Catriona Renfrew, Director of Planning, at NHS Greater Glasgow and Clyde said health services have moved on to a new model of care which the east end hospital doesn’t fit any more.

She said the service changes that are planned are better for patients and will see more people treated at home or closer to their home than Lightburn allows.

With new facilities and capabilities, she said that many people who are currently treated in Lightburn do not need to be there.

The architect of the plan said services would not be lost to the area but enhanced.

She admitted that some patients in Lightburn will be moved to Stobhill in the north of the city, but that they will receive better care in a more modern and appropriate setting.

In 2011 Nicola Sturgeon, as Heath Secretary, overturned a proposal to shut the hospital and told the health board instead to invest in and improve the hospital.

Five years later, under a new plan, the hospital would shut and the current health secretary, Shona Robison is being urged to save it again.

However, this time the circumstances are different, Ms Renfrew argues.

She said: “Since 2001 we’ve got a new range of facilities in the east end being run by the health and social care partnership which has brought together the delivery of community health services , care home services and social care.

“We’ve got new community rehabilitation teams who are able to make sure patients are discharged home from hospital and get a rehabilitation service in their own home.”

“Patients will go to five or six different places locally the health board says, whereas in 2011 the plan was simply to move it all to Stobhill.”

She said many will be discharged straight to their home where services will be delivered.

Ms Renfrew said those who need acute care will receive it in Stobhill with round the clock medical cover and investigation and imaging facilities.

Others who require rehabilitation, will receive it either in care home beds the health and social care partnership has secured in two local care homes, or in the patient’s home.

Lightburn, she said, no longer fits with modern healthcare delivery.

She added: “This is a natural progression of the journey of acute care not being where you want to keep patients and providing a much greater range of services and doing as much as possible in the east end.

“Again if you go back to 2011, those models of care weren’t on offer for the east end in the care home facilities, so it was a more limited range which would’ve seen more people going to Stobhill and that wasn’t acceptable locally and that’s why we’ve come out with a new proposal that is something different.

“But we do get stuck in this thing about protecting a hospital that’s part of a system of acute care that actually is past its time.”

She said the direction of travel locally and nationally is towards doing less in acute hospitals and more in the community and in patients’ homes.

The difference between the 2011 plan and the current one is the range of services, she said, adding: “It is not just a transplantation of Lightburn to Stobhill and that’s probably one of the things that is not well understood.”
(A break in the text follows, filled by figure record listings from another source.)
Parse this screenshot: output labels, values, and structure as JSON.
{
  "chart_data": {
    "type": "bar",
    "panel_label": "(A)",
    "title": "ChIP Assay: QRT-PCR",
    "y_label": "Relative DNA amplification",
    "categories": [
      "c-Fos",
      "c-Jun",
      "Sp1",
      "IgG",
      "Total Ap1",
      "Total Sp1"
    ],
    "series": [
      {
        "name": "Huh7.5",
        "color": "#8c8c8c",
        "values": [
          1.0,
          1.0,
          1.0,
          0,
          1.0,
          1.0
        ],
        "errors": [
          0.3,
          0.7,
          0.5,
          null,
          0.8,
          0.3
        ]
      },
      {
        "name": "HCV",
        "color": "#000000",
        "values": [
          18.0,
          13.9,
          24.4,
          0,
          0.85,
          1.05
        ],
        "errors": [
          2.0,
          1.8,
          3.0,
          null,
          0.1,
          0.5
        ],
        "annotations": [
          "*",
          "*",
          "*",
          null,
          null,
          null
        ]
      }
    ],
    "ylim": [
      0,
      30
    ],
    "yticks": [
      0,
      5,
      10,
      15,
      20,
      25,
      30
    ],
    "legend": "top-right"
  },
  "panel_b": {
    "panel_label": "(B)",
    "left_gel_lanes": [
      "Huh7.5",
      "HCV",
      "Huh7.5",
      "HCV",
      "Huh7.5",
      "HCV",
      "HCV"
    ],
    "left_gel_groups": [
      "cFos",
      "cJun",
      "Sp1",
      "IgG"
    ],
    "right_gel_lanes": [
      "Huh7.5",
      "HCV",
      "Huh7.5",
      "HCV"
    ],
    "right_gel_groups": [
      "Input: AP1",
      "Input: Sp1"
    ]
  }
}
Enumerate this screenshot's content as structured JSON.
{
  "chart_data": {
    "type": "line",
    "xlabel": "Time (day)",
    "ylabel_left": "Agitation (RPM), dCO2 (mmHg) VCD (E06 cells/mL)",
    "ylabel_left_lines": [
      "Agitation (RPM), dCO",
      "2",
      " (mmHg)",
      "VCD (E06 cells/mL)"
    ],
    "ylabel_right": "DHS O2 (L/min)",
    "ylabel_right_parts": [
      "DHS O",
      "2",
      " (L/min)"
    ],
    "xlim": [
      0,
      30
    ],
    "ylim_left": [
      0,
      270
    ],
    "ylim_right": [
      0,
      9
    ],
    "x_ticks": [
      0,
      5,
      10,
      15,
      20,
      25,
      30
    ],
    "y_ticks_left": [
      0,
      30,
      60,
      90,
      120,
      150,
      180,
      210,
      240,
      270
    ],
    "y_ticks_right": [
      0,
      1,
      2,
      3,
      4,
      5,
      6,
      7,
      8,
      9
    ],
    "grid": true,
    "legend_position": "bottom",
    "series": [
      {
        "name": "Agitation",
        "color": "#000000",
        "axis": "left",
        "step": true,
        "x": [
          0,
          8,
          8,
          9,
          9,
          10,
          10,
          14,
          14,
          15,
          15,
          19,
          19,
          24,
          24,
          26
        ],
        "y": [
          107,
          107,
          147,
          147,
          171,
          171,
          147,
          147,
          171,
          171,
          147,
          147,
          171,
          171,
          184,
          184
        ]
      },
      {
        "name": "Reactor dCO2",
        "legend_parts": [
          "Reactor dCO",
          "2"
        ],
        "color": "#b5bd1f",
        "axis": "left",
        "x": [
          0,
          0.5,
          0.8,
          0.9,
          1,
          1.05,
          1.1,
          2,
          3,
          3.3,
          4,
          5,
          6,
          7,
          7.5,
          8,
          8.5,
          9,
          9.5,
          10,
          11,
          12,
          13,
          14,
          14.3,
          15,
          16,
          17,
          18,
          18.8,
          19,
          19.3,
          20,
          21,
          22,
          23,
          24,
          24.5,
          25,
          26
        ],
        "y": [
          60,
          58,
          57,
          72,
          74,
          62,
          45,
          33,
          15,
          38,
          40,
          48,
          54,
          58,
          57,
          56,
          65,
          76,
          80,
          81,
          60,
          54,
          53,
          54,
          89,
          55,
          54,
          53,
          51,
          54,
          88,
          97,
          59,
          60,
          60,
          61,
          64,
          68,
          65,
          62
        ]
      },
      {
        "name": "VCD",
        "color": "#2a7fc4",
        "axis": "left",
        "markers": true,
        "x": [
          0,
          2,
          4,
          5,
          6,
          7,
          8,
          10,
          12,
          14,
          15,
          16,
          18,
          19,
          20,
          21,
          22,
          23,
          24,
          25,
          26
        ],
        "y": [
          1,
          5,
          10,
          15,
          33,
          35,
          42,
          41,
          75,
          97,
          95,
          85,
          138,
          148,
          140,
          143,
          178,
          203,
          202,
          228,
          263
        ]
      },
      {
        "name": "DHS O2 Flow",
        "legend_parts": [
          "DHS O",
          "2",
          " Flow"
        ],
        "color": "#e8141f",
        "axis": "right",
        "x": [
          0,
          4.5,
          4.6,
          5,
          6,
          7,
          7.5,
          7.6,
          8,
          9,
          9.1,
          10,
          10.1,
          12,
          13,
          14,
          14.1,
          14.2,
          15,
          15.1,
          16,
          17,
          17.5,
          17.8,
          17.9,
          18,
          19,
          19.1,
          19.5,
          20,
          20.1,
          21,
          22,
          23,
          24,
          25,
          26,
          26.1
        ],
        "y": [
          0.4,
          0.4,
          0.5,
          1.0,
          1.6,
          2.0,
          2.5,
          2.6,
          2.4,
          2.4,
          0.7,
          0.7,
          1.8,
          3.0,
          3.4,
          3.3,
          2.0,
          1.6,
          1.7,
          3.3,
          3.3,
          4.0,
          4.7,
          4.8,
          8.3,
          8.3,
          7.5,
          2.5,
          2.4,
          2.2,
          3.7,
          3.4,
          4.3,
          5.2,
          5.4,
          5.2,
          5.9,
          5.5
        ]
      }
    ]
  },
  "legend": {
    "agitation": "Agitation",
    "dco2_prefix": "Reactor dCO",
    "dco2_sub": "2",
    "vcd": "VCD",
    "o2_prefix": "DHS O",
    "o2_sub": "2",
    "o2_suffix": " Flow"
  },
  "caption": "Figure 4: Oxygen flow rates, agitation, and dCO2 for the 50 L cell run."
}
She said the community facilities will be en-suite accommodation in the east end for “step-down” and “intermediate care” for people on a journey from their initial admission at the Royal Infirmary to their home or a care home.

She also said it was not true it was purely an east end hospital, stating patients from East Dunbartonshire and Maryhill in the Royal Infirmary catchment area are admitted to Lightburn.

Ms Renfrew said that the Health Board did invest in Lightburn, but added: “You can’t turn a hospital of that age into a modern hospital. You can’t turn Lightburn into the Queen Elizabeth.”

She said the same process was applied in other areas of the city with Drumchapel Hospital recently closed and the Mansionhouse Unit in the south also closed.

Ms Renfrew added: “Drumchapel has closed for exactly the same reasons and moved to the same model of care we are proposing, so it is not a victimisation of Lightburn or a focus on Lightburn. It is a new system of care across Greater Glasgow and Clyde.”